Bartenstein was running out of supplies and no help was coming from the headquarters of the Teutonic Knights. They had already eaten their horses, so the only way to escape was on foot. Therefore they decided to trick the Prussians in order to gain a lead. The Knights remained silent inside the castle and did not ring the bell for church service. Such silence tricked the Bartians to believe that the soldiers had fled and they came to examine the castle.
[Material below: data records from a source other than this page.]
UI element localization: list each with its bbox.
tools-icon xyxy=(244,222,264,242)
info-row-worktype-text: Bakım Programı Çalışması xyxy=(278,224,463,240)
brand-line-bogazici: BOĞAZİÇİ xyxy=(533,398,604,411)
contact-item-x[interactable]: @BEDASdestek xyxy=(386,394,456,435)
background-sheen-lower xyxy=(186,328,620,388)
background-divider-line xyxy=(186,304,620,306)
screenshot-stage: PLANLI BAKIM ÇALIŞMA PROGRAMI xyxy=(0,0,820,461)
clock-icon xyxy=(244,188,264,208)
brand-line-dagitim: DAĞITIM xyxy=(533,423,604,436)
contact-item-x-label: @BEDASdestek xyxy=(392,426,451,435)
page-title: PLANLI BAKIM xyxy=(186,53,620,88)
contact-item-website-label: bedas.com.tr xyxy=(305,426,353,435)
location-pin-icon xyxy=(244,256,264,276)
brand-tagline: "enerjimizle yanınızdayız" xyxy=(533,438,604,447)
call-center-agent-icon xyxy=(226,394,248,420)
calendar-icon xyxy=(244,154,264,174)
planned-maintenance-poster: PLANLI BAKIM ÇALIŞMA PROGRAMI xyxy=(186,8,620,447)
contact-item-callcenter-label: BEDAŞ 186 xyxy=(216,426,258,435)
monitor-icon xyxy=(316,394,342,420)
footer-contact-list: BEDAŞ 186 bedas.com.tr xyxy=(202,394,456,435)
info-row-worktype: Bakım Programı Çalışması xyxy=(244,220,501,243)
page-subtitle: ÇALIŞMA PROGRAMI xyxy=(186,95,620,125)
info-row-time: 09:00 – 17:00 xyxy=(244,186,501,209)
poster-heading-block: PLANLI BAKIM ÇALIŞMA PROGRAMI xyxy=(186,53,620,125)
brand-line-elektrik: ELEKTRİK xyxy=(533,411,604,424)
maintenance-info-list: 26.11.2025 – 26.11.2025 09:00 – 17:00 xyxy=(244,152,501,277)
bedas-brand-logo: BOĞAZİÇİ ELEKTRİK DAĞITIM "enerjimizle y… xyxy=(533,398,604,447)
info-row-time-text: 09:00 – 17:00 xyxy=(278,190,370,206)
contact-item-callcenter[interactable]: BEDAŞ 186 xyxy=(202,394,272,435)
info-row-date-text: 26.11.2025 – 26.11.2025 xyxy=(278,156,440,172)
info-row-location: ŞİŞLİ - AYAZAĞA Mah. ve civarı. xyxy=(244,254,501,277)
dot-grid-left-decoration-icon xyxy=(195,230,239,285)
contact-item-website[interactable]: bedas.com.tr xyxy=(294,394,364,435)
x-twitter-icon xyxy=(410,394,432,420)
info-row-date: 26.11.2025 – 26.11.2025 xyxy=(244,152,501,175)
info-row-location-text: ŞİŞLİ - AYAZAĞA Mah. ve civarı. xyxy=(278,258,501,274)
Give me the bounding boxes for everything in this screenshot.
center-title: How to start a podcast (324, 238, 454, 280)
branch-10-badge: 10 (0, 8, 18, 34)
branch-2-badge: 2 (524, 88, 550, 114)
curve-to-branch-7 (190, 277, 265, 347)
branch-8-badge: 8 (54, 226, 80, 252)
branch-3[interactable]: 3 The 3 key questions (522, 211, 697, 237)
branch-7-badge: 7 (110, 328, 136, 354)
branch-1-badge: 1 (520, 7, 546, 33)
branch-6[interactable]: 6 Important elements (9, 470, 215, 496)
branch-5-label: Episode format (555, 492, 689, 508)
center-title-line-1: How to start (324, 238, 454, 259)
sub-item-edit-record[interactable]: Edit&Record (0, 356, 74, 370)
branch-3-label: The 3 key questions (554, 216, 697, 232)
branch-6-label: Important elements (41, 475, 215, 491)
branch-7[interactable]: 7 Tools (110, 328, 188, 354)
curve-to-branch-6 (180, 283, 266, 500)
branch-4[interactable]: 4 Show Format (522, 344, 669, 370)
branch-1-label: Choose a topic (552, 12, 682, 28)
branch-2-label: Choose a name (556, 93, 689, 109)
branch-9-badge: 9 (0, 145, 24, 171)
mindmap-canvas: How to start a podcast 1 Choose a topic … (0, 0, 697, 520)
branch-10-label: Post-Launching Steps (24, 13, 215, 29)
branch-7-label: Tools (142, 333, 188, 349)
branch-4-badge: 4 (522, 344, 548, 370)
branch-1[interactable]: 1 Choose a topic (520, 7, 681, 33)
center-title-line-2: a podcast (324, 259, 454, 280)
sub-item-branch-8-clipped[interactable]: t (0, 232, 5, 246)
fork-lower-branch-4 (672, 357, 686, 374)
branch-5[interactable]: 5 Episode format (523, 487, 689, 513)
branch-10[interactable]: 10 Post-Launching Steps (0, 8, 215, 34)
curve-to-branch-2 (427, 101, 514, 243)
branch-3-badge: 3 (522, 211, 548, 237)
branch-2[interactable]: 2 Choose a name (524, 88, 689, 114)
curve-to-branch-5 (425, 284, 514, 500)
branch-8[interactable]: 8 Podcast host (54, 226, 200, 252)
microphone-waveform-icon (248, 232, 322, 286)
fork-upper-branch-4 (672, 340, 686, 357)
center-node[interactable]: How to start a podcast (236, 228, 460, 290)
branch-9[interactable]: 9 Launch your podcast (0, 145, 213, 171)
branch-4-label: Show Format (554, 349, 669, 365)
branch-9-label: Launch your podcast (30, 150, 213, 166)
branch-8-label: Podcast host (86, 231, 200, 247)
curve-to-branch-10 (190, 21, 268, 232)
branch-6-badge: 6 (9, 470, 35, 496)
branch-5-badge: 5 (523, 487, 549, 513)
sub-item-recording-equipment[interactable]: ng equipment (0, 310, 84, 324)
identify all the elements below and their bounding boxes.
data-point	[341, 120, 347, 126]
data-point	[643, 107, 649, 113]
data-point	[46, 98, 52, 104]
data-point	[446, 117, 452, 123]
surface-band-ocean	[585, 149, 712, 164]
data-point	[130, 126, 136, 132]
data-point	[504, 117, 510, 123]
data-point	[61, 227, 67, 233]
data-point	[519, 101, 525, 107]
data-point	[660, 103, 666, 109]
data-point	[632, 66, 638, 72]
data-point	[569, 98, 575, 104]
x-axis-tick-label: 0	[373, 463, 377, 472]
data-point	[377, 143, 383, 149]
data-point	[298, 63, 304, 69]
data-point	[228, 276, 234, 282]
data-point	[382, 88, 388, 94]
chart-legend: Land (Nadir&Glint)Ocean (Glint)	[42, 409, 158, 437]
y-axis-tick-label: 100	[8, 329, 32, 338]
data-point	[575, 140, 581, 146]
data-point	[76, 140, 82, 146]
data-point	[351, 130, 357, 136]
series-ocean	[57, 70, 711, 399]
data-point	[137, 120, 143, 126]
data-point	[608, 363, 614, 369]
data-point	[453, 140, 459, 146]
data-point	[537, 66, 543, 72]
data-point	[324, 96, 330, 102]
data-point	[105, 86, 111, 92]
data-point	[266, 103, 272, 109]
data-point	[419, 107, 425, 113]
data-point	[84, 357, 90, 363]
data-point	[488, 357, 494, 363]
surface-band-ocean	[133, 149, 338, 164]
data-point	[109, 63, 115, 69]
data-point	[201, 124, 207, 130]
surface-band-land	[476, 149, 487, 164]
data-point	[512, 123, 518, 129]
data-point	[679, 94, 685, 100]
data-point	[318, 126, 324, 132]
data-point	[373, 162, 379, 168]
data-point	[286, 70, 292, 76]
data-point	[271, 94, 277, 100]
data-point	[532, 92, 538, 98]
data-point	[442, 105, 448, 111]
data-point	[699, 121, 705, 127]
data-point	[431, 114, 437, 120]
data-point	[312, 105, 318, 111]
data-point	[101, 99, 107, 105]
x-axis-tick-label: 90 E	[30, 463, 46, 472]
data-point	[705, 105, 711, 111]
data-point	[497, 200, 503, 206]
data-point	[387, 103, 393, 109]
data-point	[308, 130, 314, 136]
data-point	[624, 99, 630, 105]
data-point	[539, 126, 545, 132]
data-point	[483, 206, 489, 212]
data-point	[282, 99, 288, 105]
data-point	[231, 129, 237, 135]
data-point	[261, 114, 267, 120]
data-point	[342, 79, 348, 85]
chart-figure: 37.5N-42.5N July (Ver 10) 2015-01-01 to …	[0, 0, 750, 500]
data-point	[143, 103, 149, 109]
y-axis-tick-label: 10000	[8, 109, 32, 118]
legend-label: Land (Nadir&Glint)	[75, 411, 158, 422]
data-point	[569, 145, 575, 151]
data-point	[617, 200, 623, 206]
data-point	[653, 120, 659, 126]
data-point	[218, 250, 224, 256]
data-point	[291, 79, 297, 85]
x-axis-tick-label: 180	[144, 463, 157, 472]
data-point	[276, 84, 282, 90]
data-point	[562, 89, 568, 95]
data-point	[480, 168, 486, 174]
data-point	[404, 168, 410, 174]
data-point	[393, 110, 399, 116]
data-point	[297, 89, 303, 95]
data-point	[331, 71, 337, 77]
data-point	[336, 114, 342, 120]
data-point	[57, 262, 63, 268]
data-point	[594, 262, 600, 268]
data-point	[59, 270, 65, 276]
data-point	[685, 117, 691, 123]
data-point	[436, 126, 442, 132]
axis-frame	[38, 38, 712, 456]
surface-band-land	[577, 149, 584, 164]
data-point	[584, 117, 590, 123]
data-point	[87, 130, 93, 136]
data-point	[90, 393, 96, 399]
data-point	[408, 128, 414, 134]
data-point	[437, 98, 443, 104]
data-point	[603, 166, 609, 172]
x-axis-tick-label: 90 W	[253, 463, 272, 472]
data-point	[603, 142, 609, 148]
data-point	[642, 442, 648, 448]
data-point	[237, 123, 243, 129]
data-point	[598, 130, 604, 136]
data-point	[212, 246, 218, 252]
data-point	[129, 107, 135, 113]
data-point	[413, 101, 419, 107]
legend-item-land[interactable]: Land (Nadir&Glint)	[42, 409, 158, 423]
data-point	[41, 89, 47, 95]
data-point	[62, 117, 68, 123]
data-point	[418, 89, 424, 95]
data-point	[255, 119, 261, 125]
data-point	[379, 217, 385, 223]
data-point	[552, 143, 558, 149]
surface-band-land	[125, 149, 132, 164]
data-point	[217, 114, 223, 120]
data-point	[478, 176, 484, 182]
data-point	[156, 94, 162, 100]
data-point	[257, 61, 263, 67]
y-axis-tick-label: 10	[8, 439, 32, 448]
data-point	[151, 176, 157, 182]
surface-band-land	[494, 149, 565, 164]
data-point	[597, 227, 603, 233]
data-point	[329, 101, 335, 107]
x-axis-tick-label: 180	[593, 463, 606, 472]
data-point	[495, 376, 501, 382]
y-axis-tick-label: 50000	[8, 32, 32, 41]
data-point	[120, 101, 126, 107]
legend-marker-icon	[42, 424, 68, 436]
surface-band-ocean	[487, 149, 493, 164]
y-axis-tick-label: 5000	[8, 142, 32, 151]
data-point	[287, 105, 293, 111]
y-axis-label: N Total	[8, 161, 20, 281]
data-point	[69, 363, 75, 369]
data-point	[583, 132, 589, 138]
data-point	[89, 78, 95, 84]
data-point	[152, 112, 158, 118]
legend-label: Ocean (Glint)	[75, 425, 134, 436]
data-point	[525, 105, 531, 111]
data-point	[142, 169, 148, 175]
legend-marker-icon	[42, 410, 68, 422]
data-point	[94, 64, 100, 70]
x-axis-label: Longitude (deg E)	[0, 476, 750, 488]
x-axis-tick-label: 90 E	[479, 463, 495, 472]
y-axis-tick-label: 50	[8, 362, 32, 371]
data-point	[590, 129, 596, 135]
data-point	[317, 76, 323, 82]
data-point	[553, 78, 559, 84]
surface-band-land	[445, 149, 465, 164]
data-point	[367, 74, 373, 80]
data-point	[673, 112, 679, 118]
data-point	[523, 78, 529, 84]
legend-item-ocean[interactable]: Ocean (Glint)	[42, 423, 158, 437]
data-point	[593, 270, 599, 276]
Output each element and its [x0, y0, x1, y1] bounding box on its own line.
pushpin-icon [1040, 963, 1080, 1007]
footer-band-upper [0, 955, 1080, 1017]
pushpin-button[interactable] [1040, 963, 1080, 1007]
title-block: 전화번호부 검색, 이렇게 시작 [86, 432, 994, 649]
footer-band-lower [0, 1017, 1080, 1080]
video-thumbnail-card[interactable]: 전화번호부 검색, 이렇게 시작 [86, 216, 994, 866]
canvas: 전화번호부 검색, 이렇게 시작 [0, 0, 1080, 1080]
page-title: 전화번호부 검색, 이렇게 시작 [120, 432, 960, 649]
Once they were close enough the Knights attacked them with arrows and stones. This was repeated three times, and when the Knights actually fled, they left one old blind man behind to ring the church bell. This allowed them to gain several days and safely reach Königsberg and Elbing (Elbląg).

Other castles at Wistotempil, Schippenbeil (Sępopol), and Kreuzburg (Slavskoye) fell sometime in 1263. The castles presented a definite threat to the Bartians and Warmians, who had to keep their armies at home and could not participate in the wider uprising.